You can tell a lot about an era and the people who lived in it by looking at their doors. Here’s an old door that has certainly seen its better days, but it still has a lot of character. First, you’ll see that there’s no lock. Never had it; never needed it. There was no one to lock out and no one to lock in. There’s not even a latch. This was a door designed to keep the elements out and possibly animals but nothing else.
Imagine living in a world where not only do you not have to
lock your door, but your door doesn’t even have
a lock in case the idea of locking it might have somehow entered your head. Imagine being in a place so safe that theft
was not a concern, not even a thought.
Imagine living without fear of strangers, without worrying about crime. Your door is simply the gateway to the
outdoors, or to the indoors depending on which side you’re on.
A doorway to another time. |
If you lived in a world like that, you wouldn’t need a hook
by the door to keep your keys. You
wouldn’t have to go searching for your keys when you misplaced them because you
wouldn’t have any keys to misplace. You
wouldn’t have to worry if you lost your keys that someone might find them and
enter your house while you were asleep or away.
You wouldn’t have to worry about locking yourself out by accident and
having to wait for someone to get home or having to break a window to get in.
And if you didn’t have to worry about all of those things,
imagine how comforting that would be. No
fear of loss, no fear of trespassing, no fear of others. Imagine what freedom that would bring, and it
would be so natural, so expected.
Imagine that every person you met would be automatically viewed as a
potential friend and not a criminal.
Imagine the safety of simply smiling and saying hello to someone because
you haven’t locked everything up--including your heart--when you left your
house in the morning.
There’s a lot of psychology to turning the key in a
lock. Don’t believe me? Then try it sometime. Leave your house one day without locking the
door. Just leave. Don’t bring your key with you. Leave it in the house. Your door will look exactly the same, so no
one will know that it’s not locked. How
do you feel? Unsafe? Insecure?
Does it make you feel confused, sort of like that nagging feeling of
knowing you were supposed to do something but didn’t? Do you find yourself thinking all day long
about the door and the lock and your house and your stuff? Your muscles might be pretty sore by the end
of the day from all that fear and tightening.

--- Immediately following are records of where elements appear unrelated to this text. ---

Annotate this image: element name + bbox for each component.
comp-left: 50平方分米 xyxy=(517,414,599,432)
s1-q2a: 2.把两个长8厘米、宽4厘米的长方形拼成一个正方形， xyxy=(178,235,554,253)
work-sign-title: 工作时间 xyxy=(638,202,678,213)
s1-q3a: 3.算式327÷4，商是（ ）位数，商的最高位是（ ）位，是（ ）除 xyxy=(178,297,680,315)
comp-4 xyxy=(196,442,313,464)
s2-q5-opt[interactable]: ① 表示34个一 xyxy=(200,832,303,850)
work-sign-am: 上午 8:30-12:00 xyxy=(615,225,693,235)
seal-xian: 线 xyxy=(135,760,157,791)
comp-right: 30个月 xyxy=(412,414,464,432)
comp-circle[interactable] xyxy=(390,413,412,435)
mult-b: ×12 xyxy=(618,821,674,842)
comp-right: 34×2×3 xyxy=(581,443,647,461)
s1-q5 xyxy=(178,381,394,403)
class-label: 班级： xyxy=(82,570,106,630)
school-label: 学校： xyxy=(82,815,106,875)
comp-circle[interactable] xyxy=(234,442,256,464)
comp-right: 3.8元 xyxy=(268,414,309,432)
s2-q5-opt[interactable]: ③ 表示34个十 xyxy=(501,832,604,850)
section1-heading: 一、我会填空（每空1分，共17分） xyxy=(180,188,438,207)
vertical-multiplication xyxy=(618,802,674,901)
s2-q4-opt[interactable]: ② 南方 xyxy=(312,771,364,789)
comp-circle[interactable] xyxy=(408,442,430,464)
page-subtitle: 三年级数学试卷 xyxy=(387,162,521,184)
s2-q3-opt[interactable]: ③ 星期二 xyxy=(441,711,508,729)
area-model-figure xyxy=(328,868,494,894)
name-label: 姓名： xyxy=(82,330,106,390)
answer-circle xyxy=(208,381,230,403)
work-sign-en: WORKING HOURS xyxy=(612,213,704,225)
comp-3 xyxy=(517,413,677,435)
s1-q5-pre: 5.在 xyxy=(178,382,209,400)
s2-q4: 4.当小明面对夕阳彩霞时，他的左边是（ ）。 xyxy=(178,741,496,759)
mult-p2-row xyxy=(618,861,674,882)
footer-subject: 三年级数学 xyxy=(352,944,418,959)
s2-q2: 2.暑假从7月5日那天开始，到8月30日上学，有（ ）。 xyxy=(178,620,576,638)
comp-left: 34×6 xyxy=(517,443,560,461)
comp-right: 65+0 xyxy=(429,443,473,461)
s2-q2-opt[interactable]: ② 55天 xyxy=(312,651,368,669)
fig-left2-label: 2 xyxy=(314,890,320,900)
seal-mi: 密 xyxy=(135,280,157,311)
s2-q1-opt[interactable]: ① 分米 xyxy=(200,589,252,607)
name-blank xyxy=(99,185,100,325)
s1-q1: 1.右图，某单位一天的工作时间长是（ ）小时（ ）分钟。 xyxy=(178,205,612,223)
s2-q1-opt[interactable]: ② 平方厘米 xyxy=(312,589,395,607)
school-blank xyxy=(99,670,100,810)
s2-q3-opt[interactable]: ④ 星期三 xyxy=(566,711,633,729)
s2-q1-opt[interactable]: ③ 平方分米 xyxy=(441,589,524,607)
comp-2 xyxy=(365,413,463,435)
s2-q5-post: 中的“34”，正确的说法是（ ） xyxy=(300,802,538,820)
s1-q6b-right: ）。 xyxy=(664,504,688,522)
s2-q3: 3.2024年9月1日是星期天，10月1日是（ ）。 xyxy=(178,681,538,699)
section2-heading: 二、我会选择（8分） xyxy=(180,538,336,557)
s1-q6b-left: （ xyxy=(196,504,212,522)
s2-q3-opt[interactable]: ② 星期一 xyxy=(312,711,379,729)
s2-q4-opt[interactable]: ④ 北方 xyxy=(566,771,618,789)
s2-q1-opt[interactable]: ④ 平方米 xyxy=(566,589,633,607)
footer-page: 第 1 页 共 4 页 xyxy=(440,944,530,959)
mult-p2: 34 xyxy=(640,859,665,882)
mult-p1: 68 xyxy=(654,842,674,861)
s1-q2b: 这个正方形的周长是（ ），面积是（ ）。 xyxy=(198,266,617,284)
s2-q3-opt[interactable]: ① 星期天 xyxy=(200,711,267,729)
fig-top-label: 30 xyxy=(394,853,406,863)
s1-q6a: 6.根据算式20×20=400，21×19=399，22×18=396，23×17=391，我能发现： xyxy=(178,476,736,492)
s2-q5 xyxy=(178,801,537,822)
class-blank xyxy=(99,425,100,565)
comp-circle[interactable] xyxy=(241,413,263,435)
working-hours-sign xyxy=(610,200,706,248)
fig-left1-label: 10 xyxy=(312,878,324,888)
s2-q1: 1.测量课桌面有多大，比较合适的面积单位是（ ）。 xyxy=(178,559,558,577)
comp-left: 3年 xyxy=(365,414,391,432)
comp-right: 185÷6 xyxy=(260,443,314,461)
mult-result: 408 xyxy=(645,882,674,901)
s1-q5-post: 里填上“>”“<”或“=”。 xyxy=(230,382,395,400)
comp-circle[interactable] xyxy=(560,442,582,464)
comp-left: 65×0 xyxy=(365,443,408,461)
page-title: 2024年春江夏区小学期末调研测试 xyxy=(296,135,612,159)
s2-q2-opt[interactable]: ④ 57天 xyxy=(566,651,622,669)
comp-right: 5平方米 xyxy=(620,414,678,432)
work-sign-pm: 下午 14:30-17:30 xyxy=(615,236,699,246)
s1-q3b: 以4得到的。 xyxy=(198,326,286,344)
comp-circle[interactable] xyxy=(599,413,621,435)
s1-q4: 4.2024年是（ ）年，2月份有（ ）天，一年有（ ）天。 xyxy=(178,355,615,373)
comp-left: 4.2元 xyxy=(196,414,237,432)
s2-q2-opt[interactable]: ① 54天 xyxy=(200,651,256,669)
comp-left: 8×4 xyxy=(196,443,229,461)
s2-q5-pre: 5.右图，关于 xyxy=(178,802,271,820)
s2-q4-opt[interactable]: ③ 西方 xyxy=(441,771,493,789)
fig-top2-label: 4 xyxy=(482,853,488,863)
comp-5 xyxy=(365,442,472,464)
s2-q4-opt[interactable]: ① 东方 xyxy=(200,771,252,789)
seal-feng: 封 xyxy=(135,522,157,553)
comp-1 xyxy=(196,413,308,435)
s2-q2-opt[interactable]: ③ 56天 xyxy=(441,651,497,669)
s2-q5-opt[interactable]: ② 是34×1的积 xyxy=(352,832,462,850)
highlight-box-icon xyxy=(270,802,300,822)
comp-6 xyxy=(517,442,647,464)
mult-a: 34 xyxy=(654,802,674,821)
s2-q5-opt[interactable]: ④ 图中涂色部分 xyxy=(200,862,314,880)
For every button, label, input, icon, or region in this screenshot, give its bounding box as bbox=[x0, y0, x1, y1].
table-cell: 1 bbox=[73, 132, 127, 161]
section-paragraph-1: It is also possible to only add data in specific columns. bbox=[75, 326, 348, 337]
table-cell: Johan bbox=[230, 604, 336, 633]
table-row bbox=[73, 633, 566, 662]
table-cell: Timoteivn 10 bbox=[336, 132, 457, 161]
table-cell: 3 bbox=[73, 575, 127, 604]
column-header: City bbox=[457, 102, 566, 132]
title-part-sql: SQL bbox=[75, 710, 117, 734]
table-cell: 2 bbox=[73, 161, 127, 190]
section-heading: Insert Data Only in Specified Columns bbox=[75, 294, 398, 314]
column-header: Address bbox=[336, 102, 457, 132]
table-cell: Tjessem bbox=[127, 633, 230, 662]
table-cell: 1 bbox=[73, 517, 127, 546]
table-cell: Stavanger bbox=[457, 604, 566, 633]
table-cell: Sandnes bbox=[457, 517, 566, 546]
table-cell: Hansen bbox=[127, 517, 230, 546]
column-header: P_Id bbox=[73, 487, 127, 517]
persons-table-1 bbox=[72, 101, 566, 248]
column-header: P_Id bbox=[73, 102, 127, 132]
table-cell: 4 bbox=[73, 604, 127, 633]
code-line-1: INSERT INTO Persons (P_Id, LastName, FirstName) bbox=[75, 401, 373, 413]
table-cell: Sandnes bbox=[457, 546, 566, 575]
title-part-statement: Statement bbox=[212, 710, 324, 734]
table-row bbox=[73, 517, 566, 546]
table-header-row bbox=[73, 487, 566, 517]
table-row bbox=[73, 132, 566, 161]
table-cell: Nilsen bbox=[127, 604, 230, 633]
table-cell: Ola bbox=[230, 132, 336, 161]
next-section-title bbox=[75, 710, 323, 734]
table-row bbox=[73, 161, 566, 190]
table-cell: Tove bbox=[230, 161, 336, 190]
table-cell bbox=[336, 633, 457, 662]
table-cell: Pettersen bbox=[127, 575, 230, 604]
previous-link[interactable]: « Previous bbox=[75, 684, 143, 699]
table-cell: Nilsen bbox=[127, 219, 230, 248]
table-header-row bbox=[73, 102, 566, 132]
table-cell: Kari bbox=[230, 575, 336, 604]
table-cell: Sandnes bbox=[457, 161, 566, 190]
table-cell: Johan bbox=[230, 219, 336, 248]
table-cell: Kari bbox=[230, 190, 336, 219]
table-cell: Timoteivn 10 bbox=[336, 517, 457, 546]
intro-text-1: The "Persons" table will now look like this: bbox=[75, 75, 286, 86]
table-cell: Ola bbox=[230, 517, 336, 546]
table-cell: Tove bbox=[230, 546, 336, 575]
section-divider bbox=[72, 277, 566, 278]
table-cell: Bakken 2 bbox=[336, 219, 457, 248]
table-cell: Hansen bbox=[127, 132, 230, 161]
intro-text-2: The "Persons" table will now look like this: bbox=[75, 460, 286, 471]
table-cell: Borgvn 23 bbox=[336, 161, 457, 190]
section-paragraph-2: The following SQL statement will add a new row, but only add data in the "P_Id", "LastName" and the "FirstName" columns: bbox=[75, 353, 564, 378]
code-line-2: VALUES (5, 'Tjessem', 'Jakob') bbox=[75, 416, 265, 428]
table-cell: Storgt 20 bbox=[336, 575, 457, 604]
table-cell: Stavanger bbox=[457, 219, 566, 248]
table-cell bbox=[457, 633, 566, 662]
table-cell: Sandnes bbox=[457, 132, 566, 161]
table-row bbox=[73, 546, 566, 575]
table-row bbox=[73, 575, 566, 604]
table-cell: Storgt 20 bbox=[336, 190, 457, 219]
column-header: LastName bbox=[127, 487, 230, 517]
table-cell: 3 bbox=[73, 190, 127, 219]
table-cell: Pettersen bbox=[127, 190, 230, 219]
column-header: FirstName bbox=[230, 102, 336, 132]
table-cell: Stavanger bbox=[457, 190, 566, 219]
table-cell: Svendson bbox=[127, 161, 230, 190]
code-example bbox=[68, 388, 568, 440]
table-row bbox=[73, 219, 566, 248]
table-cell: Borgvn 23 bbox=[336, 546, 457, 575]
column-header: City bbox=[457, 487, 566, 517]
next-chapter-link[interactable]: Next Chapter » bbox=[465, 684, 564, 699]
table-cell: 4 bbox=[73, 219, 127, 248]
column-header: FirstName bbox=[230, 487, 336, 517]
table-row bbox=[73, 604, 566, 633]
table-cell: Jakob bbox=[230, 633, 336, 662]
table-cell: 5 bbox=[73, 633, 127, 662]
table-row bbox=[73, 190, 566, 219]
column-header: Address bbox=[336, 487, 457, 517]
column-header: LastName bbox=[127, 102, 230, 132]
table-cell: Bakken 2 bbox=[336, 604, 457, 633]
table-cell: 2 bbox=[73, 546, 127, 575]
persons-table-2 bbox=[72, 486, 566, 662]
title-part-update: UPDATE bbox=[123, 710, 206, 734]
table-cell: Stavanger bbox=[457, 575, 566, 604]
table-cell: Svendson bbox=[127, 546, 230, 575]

In the photo, there are old windows on both sides of the
door-that-has-no-lock to see who has come to visit you or to check out the
weather. Candles used to be kept there,
and right by the door there was a gun.
Wait . . . does that mean that the residents didn’t feel safe? No, not at all. They felt quite safe, indeed. It was for hunting or protecting livestock
from predators, for the most part. It
was part of everyday life, and no one was afraid of it. The lock took its place years into the
future, but it was a poor substitute that was only good at locking the
residents inside and protected nothing.
A candle in the window was lit when a family member was away
so he could find his way back. It was
also lit because houses were far away, and spotting a candle in a window
provided comfort and shelter if one was lost in a storm. A candle in the window was a beacon that
provided hope. A candle in the window
often announced a birth or other good news in the family. And one lonely candle lit in a window in a
lonely room was a sign left for a family member who had passed on. His soul could find home in the darkness
because of the candle.
Old doors and old windows give us a glimpse into a time that
has now passed, but that time still lives within each of us. Can there be one among us who would not want
a world where locks were unnecessary and where a lit candle called out
friendship into the night? So long as
these things still live in us--and they do--we can strive for a time like that
again. At the very least, we can conjure
the feeling of safety--the right of
safety and home that was a given in everyone’s life at some point in America.